Tenemos algo más difuso y peligroso: Grupos Delictivos Organizados disfrazados de legalidad.
Ya no usan pasamontañas: usan ternos italianos.
No se esconden en la selva: se bañan en clubes privados.
No se comunican por claves: se exhiben en redes sociales.
Y mientras tanto, el Estado —tarde y sin recursos— trata de recuperar el timón.
Sí, hay esfuerzo.
Sí, hay voluntad.
Pero la verdad incómoda es esta:
El narcotráfico mueve más dinero que el Presupuesto General del Estado.
Mientras el país debate si sube el IVA o recorta salud, el narco compra barrios, campañas, influencers, notarías y hasta conciencias religiosas.
Ya no hablamos de delito, sino de un poder paralelo con más liquidez, más presencia y más control territorial que muchas instituciones legales.
Y lo más grave es que ya los ciudadanos no se escandalizan.
Ahora genera admiración.
— “¿Viste el carro del fulano?”
— “Sí… anda en cosas raras.”
— “Ah, con razón.”
— Y la vida sigue.
El lavado de activos no se oculta.
Se exhibe. Se premia. Se institucionaliza.
Se felicita a empresarios de empresas sin clientes.

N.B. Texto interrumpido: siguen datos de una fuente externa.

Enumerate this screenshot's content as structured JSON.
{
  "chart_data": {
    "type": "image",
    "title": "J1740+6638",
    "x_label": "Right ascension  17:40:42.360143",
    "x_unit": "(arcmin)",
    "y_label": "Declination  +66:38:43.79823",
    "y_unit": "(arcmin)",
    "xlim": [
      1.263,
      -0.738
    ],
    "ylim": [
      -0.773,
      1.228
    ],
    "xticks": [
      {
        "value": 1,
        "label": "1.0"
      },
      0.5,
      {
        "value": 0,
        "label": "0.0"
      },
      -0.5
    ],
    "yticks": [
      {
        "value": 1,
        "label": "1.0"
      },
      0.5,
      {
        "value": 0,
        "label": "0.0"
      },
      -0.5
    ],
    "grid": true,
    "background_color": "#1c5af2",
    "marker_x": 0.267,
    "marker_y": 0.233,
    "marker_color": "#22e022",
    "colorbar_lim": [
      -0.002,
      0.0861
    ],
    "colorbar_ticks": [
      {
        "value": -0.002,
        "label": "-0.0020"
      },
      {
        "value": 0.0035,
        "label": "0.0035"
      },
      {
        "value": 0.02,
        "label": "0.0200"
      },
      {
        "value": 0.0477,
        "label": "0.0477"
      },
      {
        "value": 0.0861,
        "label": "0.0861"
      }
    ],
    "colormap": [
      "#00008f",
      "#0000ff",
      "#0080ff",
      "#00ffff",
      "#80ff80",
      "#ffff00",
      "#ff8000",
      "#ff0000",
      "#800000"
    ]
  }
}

Se premia a aseguradoras que no aseguran ni una pecera.
Se reconoce a importadores que operan con cifras imposibles.
Las cámaras empresariales aplauden.
Los gremios premian.
Y todos fingen no saber.
Y si no están en eventos corporativos, están en piscinas de clubes sociales, rodeados de políticos, socialités y farándula, como en la fiesta de “Fede”,
donde medio Guayaquil estuvo invitado…
y nadie preguntó nada.
Porque el narco no se esconde.
Se mezcla. Se infiltra. Se admira.
Y no termina ahí:
El narco no solo lava. También financia elecciones.
Es el eterno auspiciante de alcaldías,
aportando en sobres, cobrando luego en contratos.
Financian campañas como quien invierte en franquicias.
Y el Estado, en vez de combatirlos, les agradece en contratos.
Y ahora, la pregunta que duele:
¿Cuántos, dentro de tu propia familia, no podrían justificar sus ingresos si la UAFE hiciera bien su trabajo?
Ese primo con tres carros.
Ese cuñado que “trae cosas” pero no declara nada.
Ese vecino que vive como millonario sin profesión conocida.
Y tú lo sabes.
Y yo lo sé.
Y todos lo sabemos.
Ecuador está a tiempo.
Pero el reloj ya no da vueltas: suena como bomba.
Porque si no frenamos esto hoy,
mañana no será el narco el que nos haya elegido.
Seremos nosotros los que, en silencio,
lo convertimos en nuestro modelo de éxito.
Y vendrá entonces la pregunta más amarga:
¿Qué país les estamos dejando a nuestros hijos?
¿Una sociedad despedazada, moralmente anestesiada, con futuro hipotecado?
¿O el coraje para romper el ciclo del silencio y la complicidad?
Porque si no actuamos ahora, nos convertiremos en lo que un día juramos no ser:
una Colombia ochentera de rostro ecuatoriano.
Y pronto, cuando en un aeropuerto escuchen “es ecuatoriano”,
nos harán desvestir como lo hacían con nuestros hermanos colombianos hace 40 años.
Porque cuando un país se asocia con la droga,
su gente paga el precio:
con sospecha, con vergüenza, con humillación.
Si no rompemos este ciclo hoy,
mañana solo nos quedará un país de ruinas con WiFi,
tumbas con flores importadas,
y una élite narca aplaudida por quienes nunca se atrevieron a decir la verdad.